1. ## Preference relation that is represented by a utility function problem

I have a problem and i'm stuck already...
Given a preference relation $\displaystyle \preceq$ that is represented by the utility function u. If $\displaystyle \preceq$ is monotonic, show that $\displaystyle \preceq$ is represtented by $\displaystyle \bar{u}$, where $\displaystyle \bar{u}(0)=0$ and $\displaystyle \bar{u}(x) \geq 0$, for every $\displaystyle x \in \mathbb{R}^n$+ (n-dimension positive real numbers)
Can anybody help?

2. Its not clear if you want to show that any utility function with $\displaystyle \bar{u}(0)=o$ that represents the preferences must have the specified properties, or you just want to show that one exists.

Ill assume you only want to show that one exists. The simplest way to do this is to just identify a valid $\displaystyle \bar{u}$, and show that it represents the preference relation. There are many possibilities, but ill use $\displaystyle \bar{u}(x)= u(x) - u(0)$.

its clear that $\displaystyle \bar{u}(0) = u(0) - u(0) =0$ as required.

Now you only have to show that $\displaystyle \bar{u}$ represents your preference relation.

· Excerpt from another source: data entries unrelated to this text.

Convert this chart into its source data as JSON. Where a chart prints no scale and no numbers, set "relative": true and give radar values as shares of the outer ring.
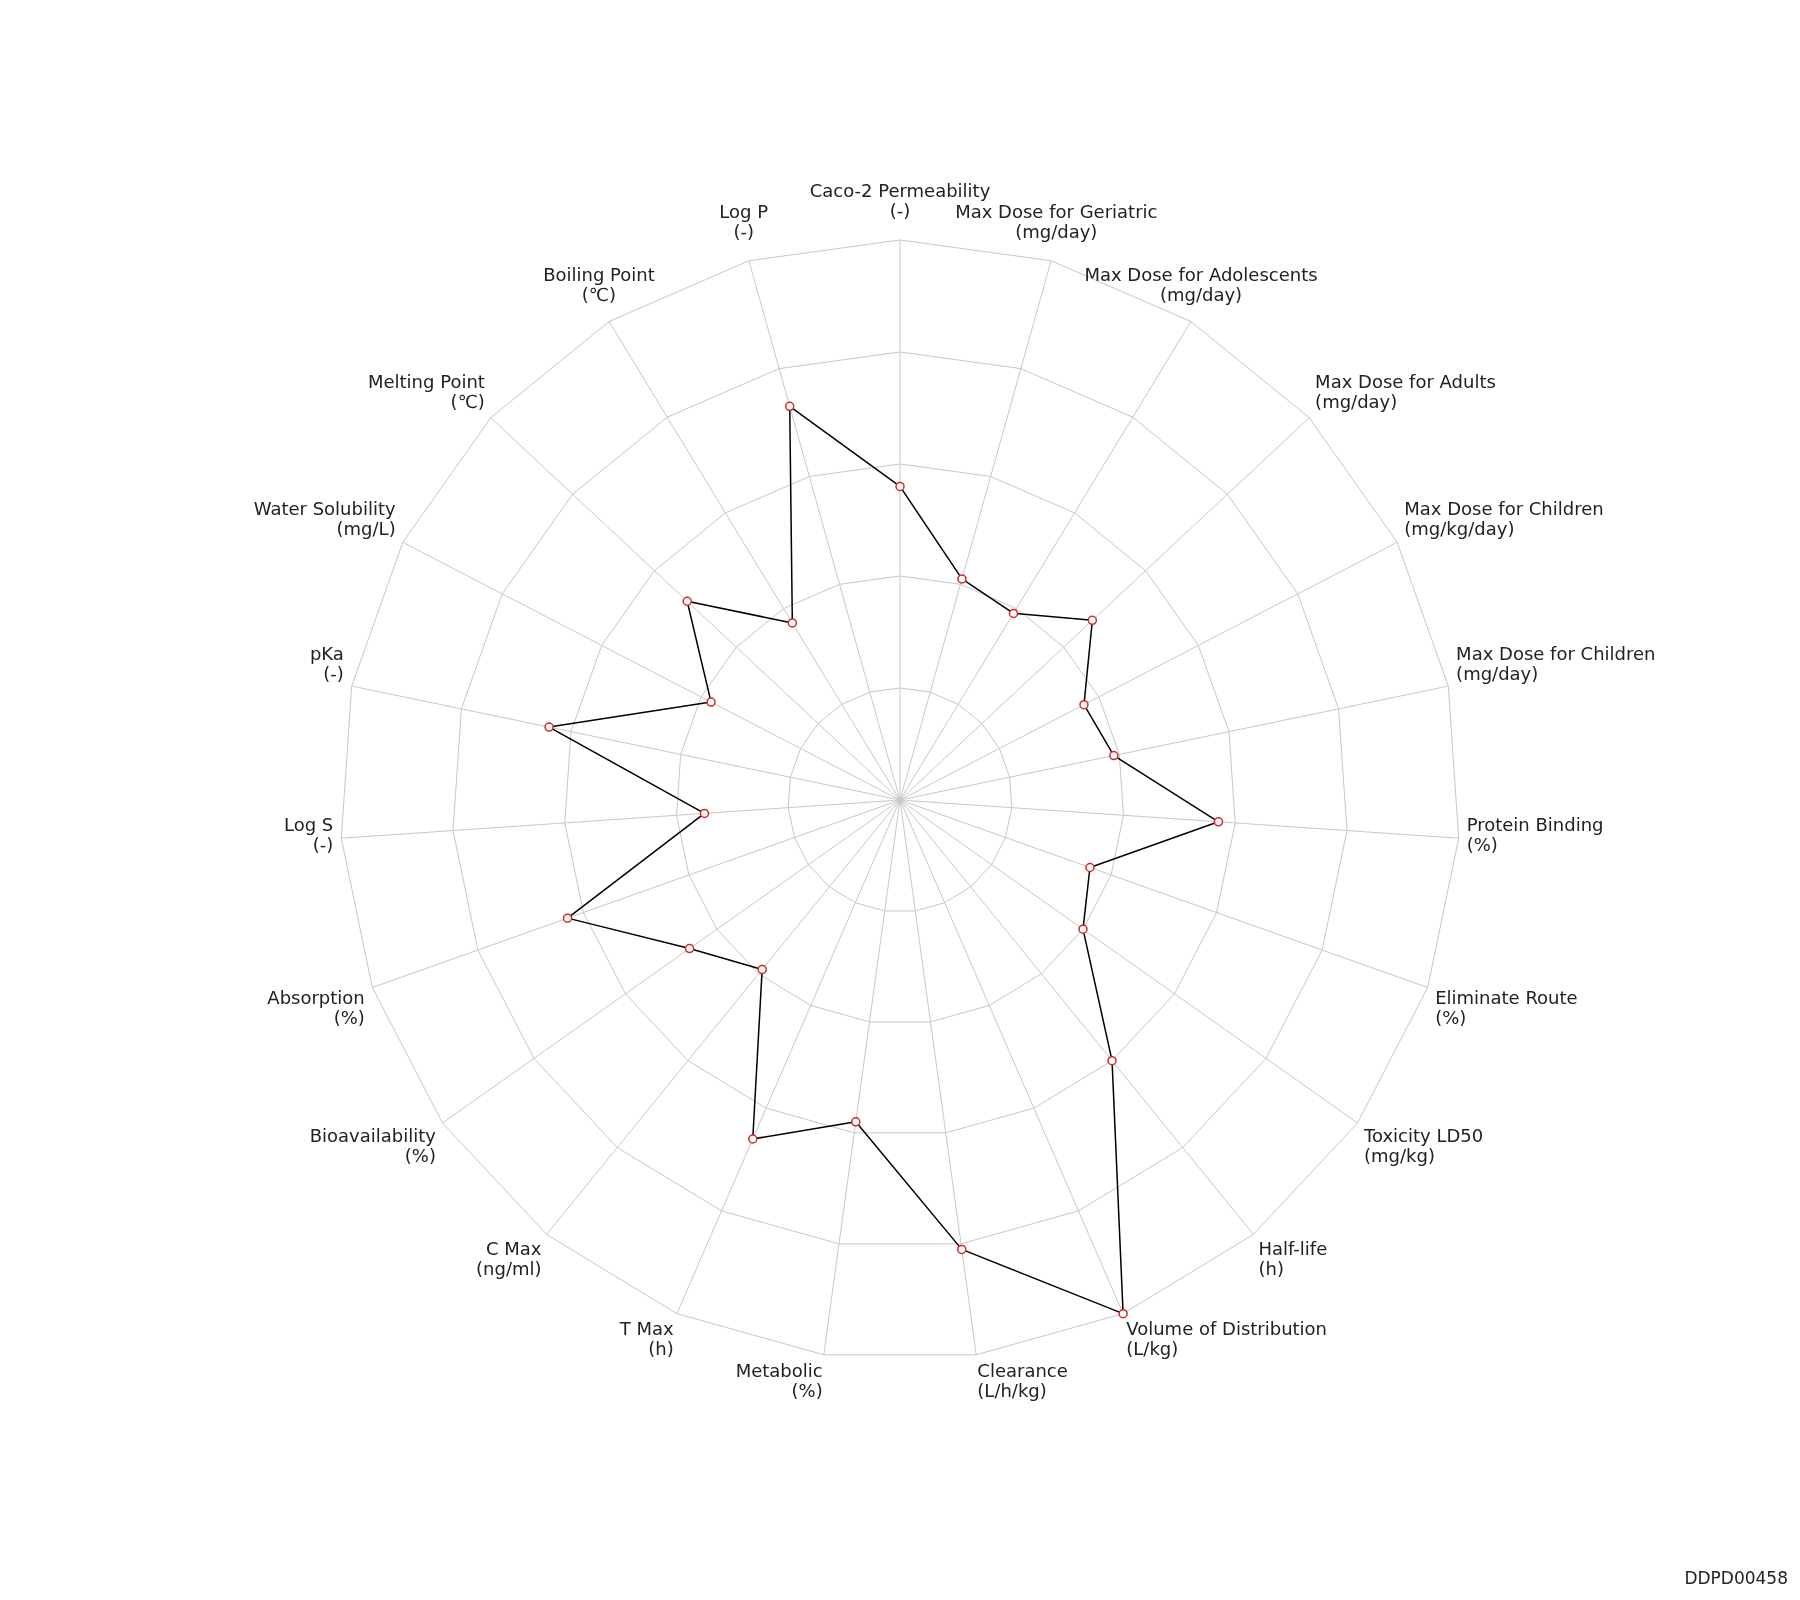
{
  "chart_data": {
    "type": "radar",
    "relative": true,
    "categories": [
      "Caco-2 Permeability\n(-)",
      "Max Dose for Geriatric\n(mg/day)",
      "Max Dose for Adolescents\n(mg/day)",
      "Max Dose for Adults\n(mg/day)",
      "Max Dose for Children\n(mg/kg/day)",
      "Max Dose for Children\n(mg/day)",
      "Protein Binding\n(%)",
      "Eliminate Route\n(%)",
      "Toxicity LD50\n(mg/kg)",
      "Half-life\n(h)",
      "Volume of Distribution\n(L/kg)",
      "Clearance\n(L/h/kg)",
      "Metabolic\n(%)",
      "T Max\n(h)",
      "C Max\n(ng/ml)",
      "Bioavailability\n(%)",
      "Absorption\n(%)",
      "Log S\n(-)",
      "pKa\n(-)",
      "Water Solubility\n(mg/L)",
      "Melting Point\n(℃)",
      "Boiling Point\n(℃)",
      "Log P\n(-)"
    ],
    "series": [
      {
        "color": "#000000",
        "values": [
          0.56,
          0.41,
          0.39,
          0.47,
          0.37,
          0.39,
          0.57,
          0.36,
          0.4,
          0.6,
          1.0,
          0.81,
          0.58,
          0.66,
          0.39,
          0.46,
          0.63,
          0.35,
          0.64,
          0.38,
          0.52,
          0.37,
          0.73
        ]
      }
    ],
    "marker": "circle",
    "legend": false,
    "annotations": [
      "DDPD00458"
    ]
  }
}
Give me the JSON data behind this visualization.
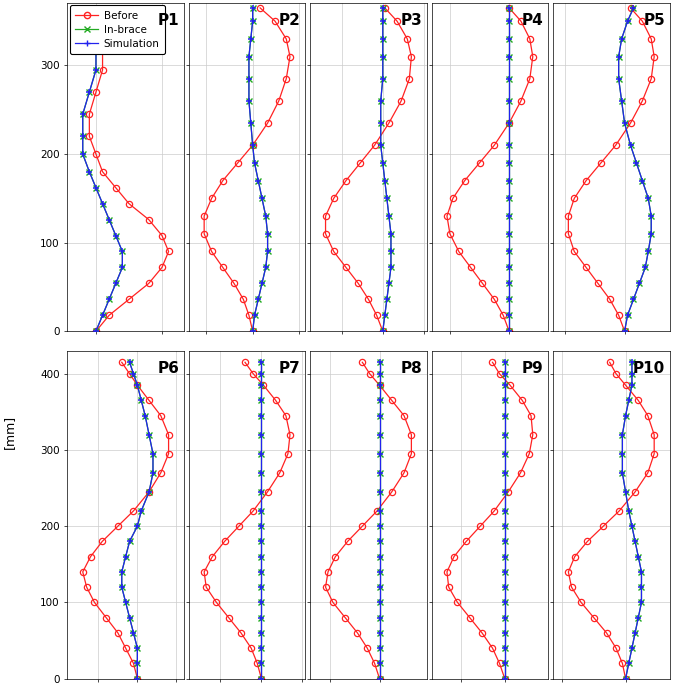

You're told that u represents the preferences, so it must be true that:
$\displaystyle u(x) \leq u(y) \iff x \preceq y$

You need to show that
$\displaystyle \bar{u}(x) \leq \bar{u}(y) \iff x \preceq y$

But you already know u() represents the preferences, so its sufficient to show that $\displaystyle \bar{u}$ is the same ordering as u().

ie
$\displaystyle \bar{u}(x) \leq \bar{u}(y) \iff u(x) \leq u(y)$
$\displaystyle u(x) - u(0) \leq u(y) - u(0) \iff u(x) \leq u(y)$

This is clearly true as u(0) is constant.

If you want to show rigorously that the above condition is sufficient to show the preferences are represented by $\displaystyle \bar{u}$ then;

$\displaystyle u(x) - u(0) \leq u(y) - u(0) \iff u(x) \leq u(y) \iff x \preceq y$
$\displaystyle u(x) - u(0) \leq u(y) - u(0) \iff x \preceq y$

$\displaystyle \bar{u}(x) \leq \bar{u}(y) \iff u(x) \leq u(y) \iff x \preceq y$

The final property that you must show is that $\displaystyle \bar{u}(x) > 0$ if $\displaystyle x > 0$. This is straightforward from the definition of $\displaystyle \bar(u)$ and the monotonicity of u(x).

u() monotinic:
$\displaystyle u(x) \geq u(y) \iff x \geq y$

substitute y=0
$\displaystyle u(x) \geq u(0) \iff x \geq 0$
$\displaystyle u(x) - u(0) \geq 0 \iff x \geq 0$
$\displaystyle \bar{u}(0) \geq 0 \iff x \geq y$